Maximalism and Minimalism in Collage, part 6

It would not be a mistake to put me in a category dedicated to “maximalism” in collage — the practice of adding more visual elements to achieve a balanced effect, in contrast to restricting a composition to a minimum of ingredients. Not that long ago I discovered the work of two maximalists when I happened upon an old blog post by fellow Kentucky collage artist Sharmon Davidson. I have never met the prolific Davidson, but it pleases me to find her concise survey of collage pioneers juxtaposed with examples of contemporary artists active in the medium. I have a high regard for collage artists who maintain a keen awareness of the history of mixed media. Her own work evokes for me the layerist tradition, and I especially like many of her miniatures. In addition to learning about Sharmon, her 2014 entry introduces me to Lance Letscher, a maximalist’s maximalist who also has been known to explore the spectrum’s opposite side with a minimalist approach. The widely exhibited Letscher is formerly a sculptor.

Sharmon Davidson
Her artwork emerges from the interplay of intention and intuition.

Lance Letcher
The spatial density of his designs exemplify a “maximalist” approach.

2 Responses to “Maximalism and Minimalism in Collage, part 6”
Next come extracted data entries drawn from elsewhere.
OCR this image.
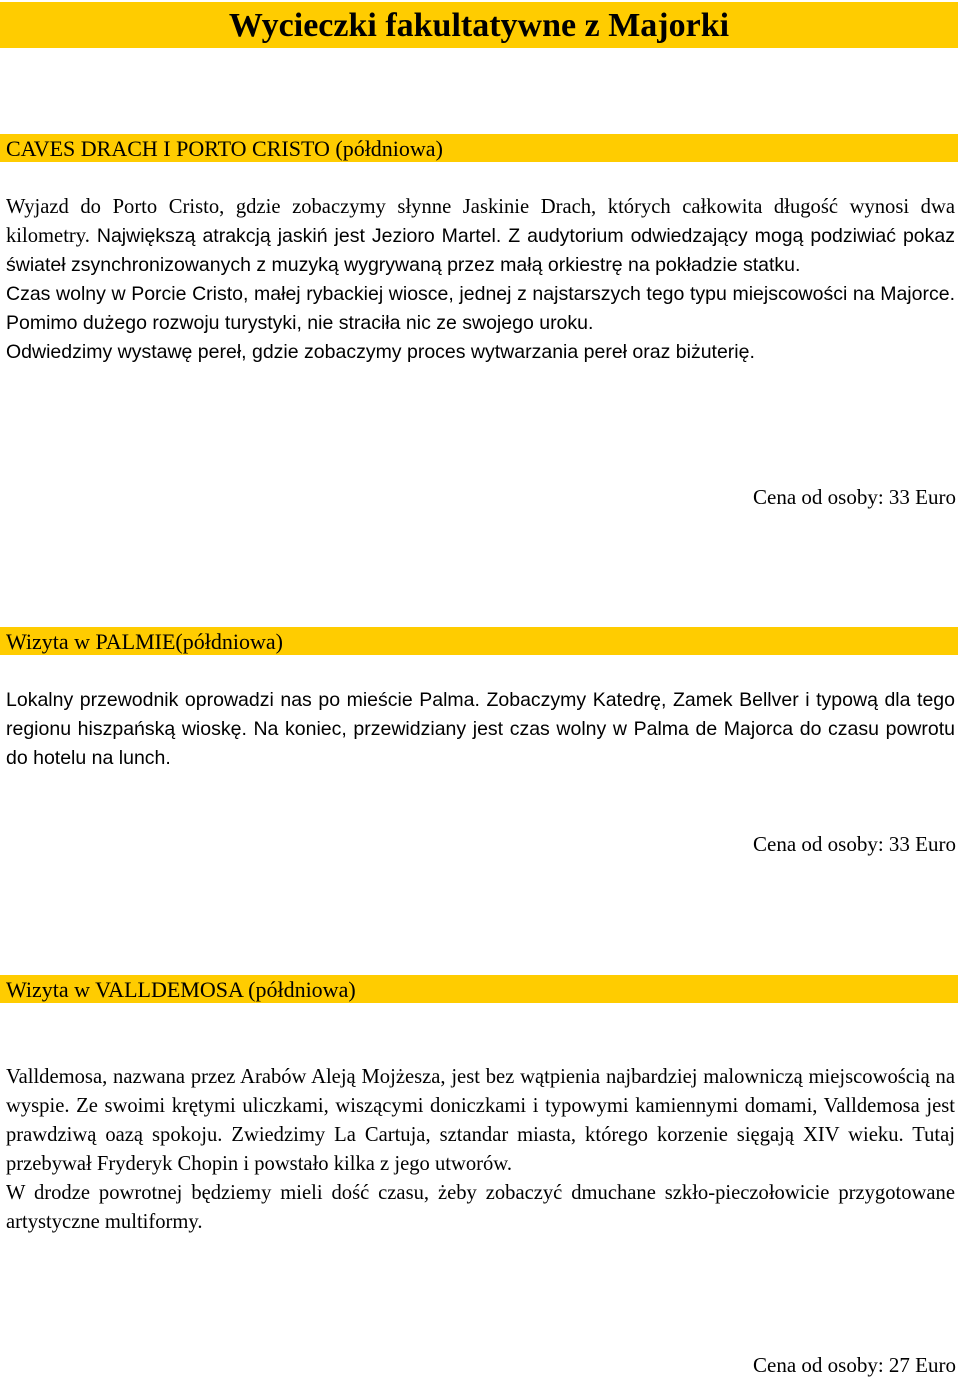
Wycieczki fakultatywne z Majorki
CAVES DRACH I PORTO CRISTO (półdniowa)

Wyjazd do Porto Cristo, gdzie zobaczymy słynne Jaskinie Drach, których całkowita długość wynosi dwa kilometry. Największą atrakcją jaskiń jest Jezioro Martel. Z audytorium odwiedzający mogą podziwiać pokaz świateł zsynchronizowanych z muzyką wygrywaną przez małą orkiestrę na pokładzie statku.

Czas wolny w Porcie Cristo, małej rybackiej wiosce, jednej z najstarszych tego typu miejscowości na Majorce. Pomimo dużego rozwoju turystyki, nie straciła nic ze swojego uroku.

Odwiedzimy wystawę pereł, gdzie zobaczymy proces wytwarzania pereł oraz biżuterię.

Cena od osoby: 33 Euro
Wizyta w PALMIE(półdniowa)

Lokalny przewodnik oprowadzi nas po mieście Palma. Zobaczymy Katedrę, Zamek Bellver i typową dla tego regionu hiszpańską wioskę. Na koniec, przewidziany jest czas wolny w Palma de Majorca do czasu powrotu do hotelu na lunch.

Cena od osoby: 33 Euro
Wizyta w VALLDEMOSA (półdniowa)

Valldemosa, nazwana przez Arabów Aleją Mojżesza, jest bez wątpienia najbardziej malowniczą miejscowością na wyspie. Ze swoimi krętymi uliczkami, wiszącymi doniczkami i typowymi kamiennymi domami, Valldemosa jest prawdziwą oazą spokoju. Zwiedzimy La Cartuja, sztandar miasta, którego korzenie sięgają XIV wieku. Tutaj przebywał Fryderyk Chopin i powstało kilka z jego utworów.

W drodze powrotnej będziemy mieli dość czasu, żeby zobaczyć dmuchane szkło-pieczołowicie przygotowane artystyczne multiformy.

Cena od osoby: 27 Euro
  1. sharmondavidsonart says:

    Thanks so much for the mention and for the kind words about my art! I’m happy to meet another Kentucky collage artist, and to have discovered your wonderful blog, which I have added to my blog list!

  2. J A Dixon says:

    Thanks, Sharmon! I hope we find an excuse to meet each other and compare notes — perhaps in Berea, where I often exhibit at the Kentucky Artisan Center.